O que é...?


Todos os anos, o Google anuncia o ranking das palavras pesquisadas no motor de busca mais enciclopédico do mundo. 
Para o ano 2022, em Portugal, no top das pesquisas que começam por "O que...", está a expressão: "O que é a afasia?".
Eu também não quero deixar terminar o ano sem escrever o meu "o que é". 
Afinal, o meu Pai faz parte dessa "estatística".

Em 2016 surgiram os primeiros sinais, e pouco tempo depois o diagnóstico: afasia progressiva. 
Esta foto tem 1 mês.

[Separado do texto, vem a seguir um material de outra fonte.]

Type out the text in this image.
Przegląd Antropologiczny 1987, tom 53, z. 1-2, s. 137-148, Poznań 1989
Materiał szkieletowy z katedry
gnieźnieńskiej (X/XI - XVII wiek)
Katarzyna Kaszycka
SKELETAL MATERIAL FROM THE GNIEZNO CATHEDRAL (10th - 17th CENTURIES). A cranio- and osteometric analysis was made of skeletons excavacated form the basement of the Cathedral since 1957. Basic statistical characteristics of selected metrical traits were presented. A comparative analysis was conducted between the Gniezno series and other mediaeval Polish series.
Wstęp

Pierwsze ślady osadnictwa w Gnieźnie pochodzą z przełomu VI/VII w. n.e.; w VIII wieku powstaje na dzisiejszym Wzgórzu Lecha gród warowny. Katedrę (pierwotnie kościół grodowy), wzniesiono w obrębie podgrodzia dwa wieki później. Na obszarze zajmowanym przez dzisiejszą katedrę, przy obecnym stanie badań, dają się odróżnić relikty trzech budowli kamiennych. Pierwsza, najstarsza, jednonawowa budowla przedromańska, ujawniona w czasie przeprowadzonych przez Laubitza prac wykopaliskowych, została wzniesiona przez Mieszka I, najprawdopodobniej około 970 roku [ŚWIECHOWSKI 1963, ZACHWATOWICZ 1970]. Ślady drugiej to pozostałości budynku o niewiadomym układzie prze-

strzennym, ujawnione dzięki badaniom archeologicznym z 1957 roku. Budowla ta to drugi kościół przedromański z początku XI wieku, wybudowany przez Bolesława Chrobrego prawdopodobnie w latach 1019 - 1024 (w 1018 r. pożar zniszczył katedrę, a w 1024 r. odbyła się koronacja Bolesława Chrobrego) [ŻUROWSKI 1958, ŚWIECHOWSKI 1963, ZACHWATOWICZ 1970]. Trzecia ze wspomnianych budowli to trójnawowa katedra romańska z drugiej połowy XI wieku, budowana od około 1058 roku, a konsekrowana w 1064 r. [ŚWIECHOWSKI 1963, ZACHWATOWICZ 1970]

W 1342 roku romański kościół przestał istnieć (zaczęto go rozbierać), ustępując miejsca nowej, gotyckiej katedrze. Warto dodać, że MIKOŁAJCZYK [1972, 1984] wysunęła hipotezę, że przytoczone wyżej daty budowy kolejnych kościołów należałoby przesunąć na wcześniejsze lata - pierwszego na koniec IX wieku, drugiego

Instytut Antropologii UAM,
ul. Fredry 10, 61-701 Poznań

Entre o primeiro embate e hoje, já muito se passou, e tal como a doença diz, é progressiva. Nada de muito bom, nada de muito animador.
Mas na ausência de palavras, há tanto.

Passamos algumas tardes assim. Eu levo o meu computador, para trabalhar, e o meu Pai fica ao pé de mim. Em silêncio. Às vezes senta-se mesmo ao meu lado. E ficamos os dois assim.
O Flash também se junta.

Falamos imenso. Respiramos fundo, deixamos o barulho das árvores do jardim entrar e apreciamos a calma de uma casa vazia. 

Isto é a afasia:

- dar longos abraços, na tentativa de juntar o meu coração ao peito do meu Pai
- olhar nos olhos e dar as mãos, sentindo o seu calor ou, por vezes, o frio
- tocar na cara e sentir a barba mal feita, sorrir
- bocejar e dar uma gargalhada
- oferecer um bombom e partilhar o prazer do chocolate 
- cortar fatias de queijo fininhas como ele gosta
- respirar fundo 
- dar as mãos mil vezes 
- ouvir o silêncio 
- sentir a beleza do indizível
- oferecer uma cadeira à dor, para que se sente e não tenha pressa
- criar um glossário de gestos
- dar espaço ao som 
- tocar 
- nunca fugir 
- ficar

O que será não sei, só sei que cada dia conta. O de hoje. 
Não sei se o ano vai ser bom. Nem quero fazer resoluções. Nem planos ou desejos. 
Quero só estar.  
E isso já é tanto.

Bom ano!

(Nota: Publico esta foto do meu Pai, com toda a legitimidade. Ele foi durante muitos anos um grande seguidor e comentador deste Blog. Dizia-me para escrever e sempre que podia comentava. Há dezenas de posts com comentários dele. Especialmente quando estive em Moçambique. Sempre foi um entusiasta da escrita e da verdade. Que se falasse de tudo e não se escondesse nada.)